2. Bei gebundenen Verwaltungsakten - wie hier bei einem Rücknahme- und Erstattungsbescheid - ist ein Begründungsmangel grundsätzlich entscheidungsunerheblich, wenn das Gericht die getroffene Regelung unter jedem rechtlichen Gesichtspunkt zu überprüfen hat. Der Begründungsmangel rechtfertigt nicht die Aufhebung des angefochtenen Verwaltungsakts (vgl BSG vom 29.6.2000 - B 11 AL 85/99 R = BSGE 87, 8 = SozR 3-4100 § 152 Nr 9).
3. Die Berücksichtigung auch solcher Rechtsgründe (hier längere Dauer fehlender Bedürftigkeit gem § 9 AlhiV durch höheres Vermögen), welche zur Begründung des angefochtenen Rücknahme- und Erstattungsbescheides mangels konkreter Kenntnis des Gesamtvermögens des Arbeitslosen zum damaligen Zeitpunkt nicht angeführt werden konnten, ist im gerichtlichen Verfahren nicht ausgeschlossen, wenn der Bescheid nicht auf einen außerhalb des Erkenntnisbereichs des Arbeitslosen liegenden anderen Lebenssachverhalt gestützt, der Verwaltungsakt nach Voraussetzung, Inhalt und Wirkung nicht wesentlich verändert und die Rechtsverteidigung des Arbeitslosen nicht erschwert wird.
Tenor
Die Berufung des Klägers gegen das Urteil des Sozialgerichts Berlin vom 07. Juli 2005 wird zurückgewiesen.
Außergerichtliche Kosten sind auch für das Berufungsverfahren nicht zu erstatten.

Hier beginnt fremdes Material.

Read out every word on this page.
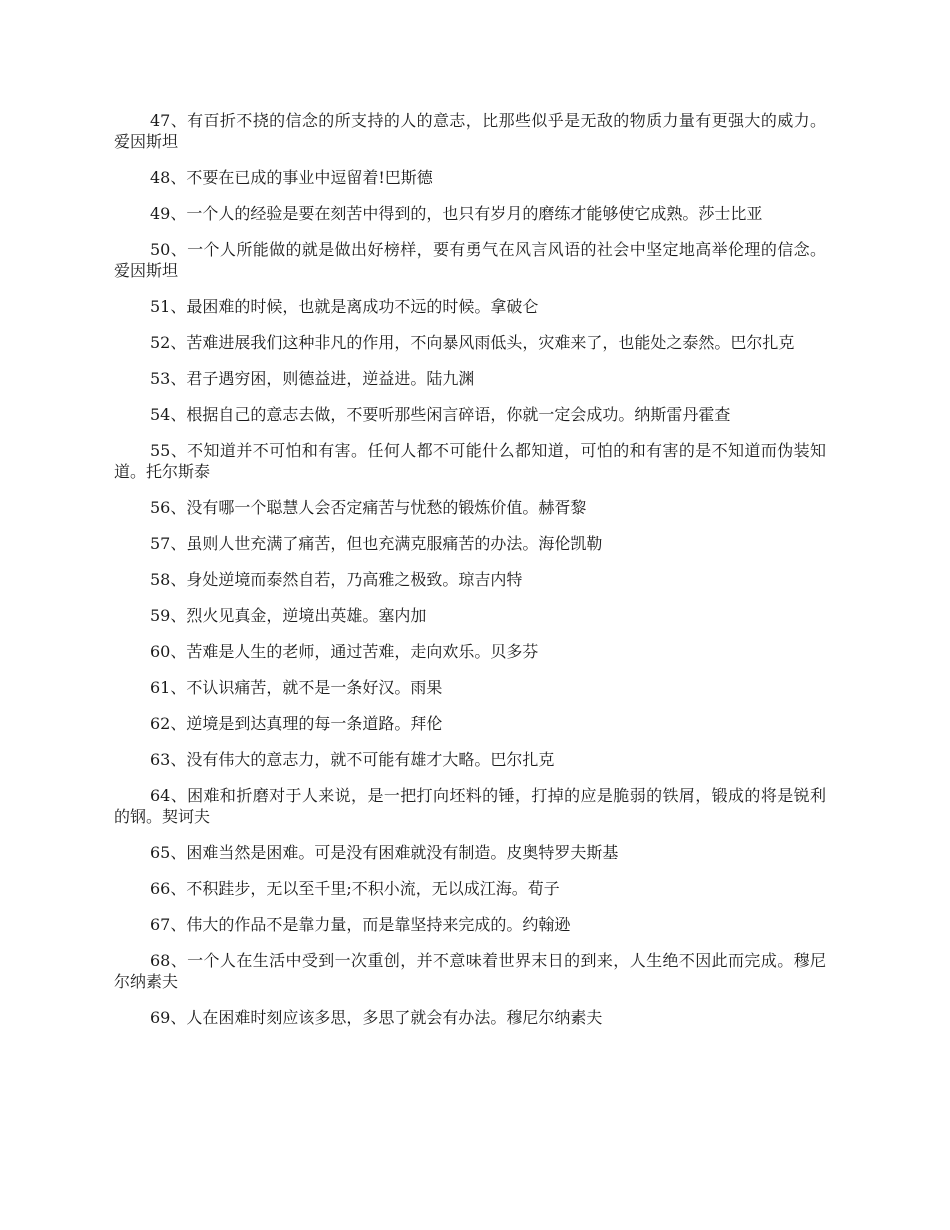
47、有百折不挠的信念的所支持的人的意志，比那些似乎是无敌的物质力量有更强大的威力。爱因斯坦

48、不要在已成的事业中逗留着!巴斯德

49、一个人的经验是要在刻苦中得到的，也只有岁月的磨练才能够使它成熟。莎士比亚

50、一个人所能做的就是做出好榜样，要有勇气在风言风语的社会中坚定地高举伦理的信念。爱因斯坦

51、最困难的时候，也就是离成功不远的时候。拿破仑

52、苦难进展我们这种非凡的作用，不向暴风雨低头，灾难来了，也能处之泰然。巴尔扎克

53、君子遇穷困，则德益进，逆益进。陆九渊

54、根据自己的意志去做，不要听那些闲言碎语，你就一定会成功。纳斯雷丹霍查

55、不知道并不可怕和有害。任何人都不可能什么都知道，可怕的和有害的是不知道而伪装知道。托尔斯泰

56、没有哪一个聪慧人会否定痛苦与忧愁的锻炼价值。赫胥黎

57、虽则人世充满了痛苦，但也充满克服痛苦的办法。海伦凯勒

58、身处逆境而泰然自若，乃高雅之极致。琼吉内特

59、烈火见真金，逆境出英雄。塞内加

60、苦难是人生的老师，通过苦难，走向欢乐。贝多芬

61、不认识痛苦，就不是一条好汉。雨果

62、逆境是到达真理的每一条道路。拜伦

63、没有伟大的意志力，就不可能有雄才大略。巴尔扎克

64、困难和折磨对于人来说，是一把打向坯料的锤，打掉的应是脆弱的铁屑，锻成的将是锐利的钢。契诃夫

65、困难当然是困难。可是没有困难就没有制造。皮奥特罗夫斯基

66、不积跬步，无以至千里;不积小流，无以成江海。荀子

67、伟大的作品不是靠力量，而是靠坚持来完成的。约翰逊

68、一个人在生活中受到一次重创，并不意味着世界末日的到来，人生绝不因此而完成。穆尼尔纳素夫

69、人在困难时刻应该多思，多思了就会有办法。穆尼尔纳素夫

Die Revision wird zugelassen.
Tatbestand
Der Kläger wendet sich gegen die Rücknahmen von Bewilligungen von Arbeitslosenhilfe (Alhi) für die Zeiträume vom 16. Februar 1994 bis 14. Dezember 1995, 16. Juni 1997 bis 15. Februar 1998 und 26. April 2002 bis 30. Juni 2003 und damit einhergehend gegen die Erstattung von Alhi nebst Beiträgen zur gesetzlichen Kranken- und Pflegeversicherung in Höhe von insgesamt 35.717,57 €.
Der 1952 geborene, ledige Kläger bezog bis zum 15. Februar 1994 Arbeitslosengeld (Alg) mit einem wöchentlichen Leistungssatz von 247,20 DM nach einem wöchentlichen Bemessungsentgelt von 620,00 DM (Leistungsgruppe A/Kindermerkmal 0; Alg-Bewilligungsverfügung vom 10. September 1993).
Der Kläger beantragte am 31. Januar 1994 Alhi ab 16. Februar 1994. In dem Zusatzblatt zum Antrag auf Alhi gab er zum Kapitalvermögen (Bargeld, Sparguthaben) einen Betrag in Höhe von 3.700,00 DM an. Im Übrigen beantwortete er die Fragen nach Wertpapieren, Bausparverträgen, Lebensversicherungen, sonstigem Kapitalvermögen, Gegenständen von besonderem Wert, Haus- und Grundbesitz, Eigentumswohnung sowie Erträgen in Form von Zinsen, Dividenden u. ä. mit “nein„. Die Erklärung unterzeichnete er ebenfalls am 31. Januar 1994 und versicherte zugleich mit seiner eigenhändigen Unterschrift, dass die gemachten Angaben zutreffend seien. Die Beklagte gewährte ihm Alhi vom 16. Februar 1994 bis 13. August 1994 mit einem wöchentlichen Leistungssatz vom 218,40 DM nach einem wöchentlichen Bemessungsentgelt von 620,00 DM (Leistungsgruppe A/Kindermerkmal 0; Alhi-Bewilligungs-Verfügung vom 18. Februar 1994).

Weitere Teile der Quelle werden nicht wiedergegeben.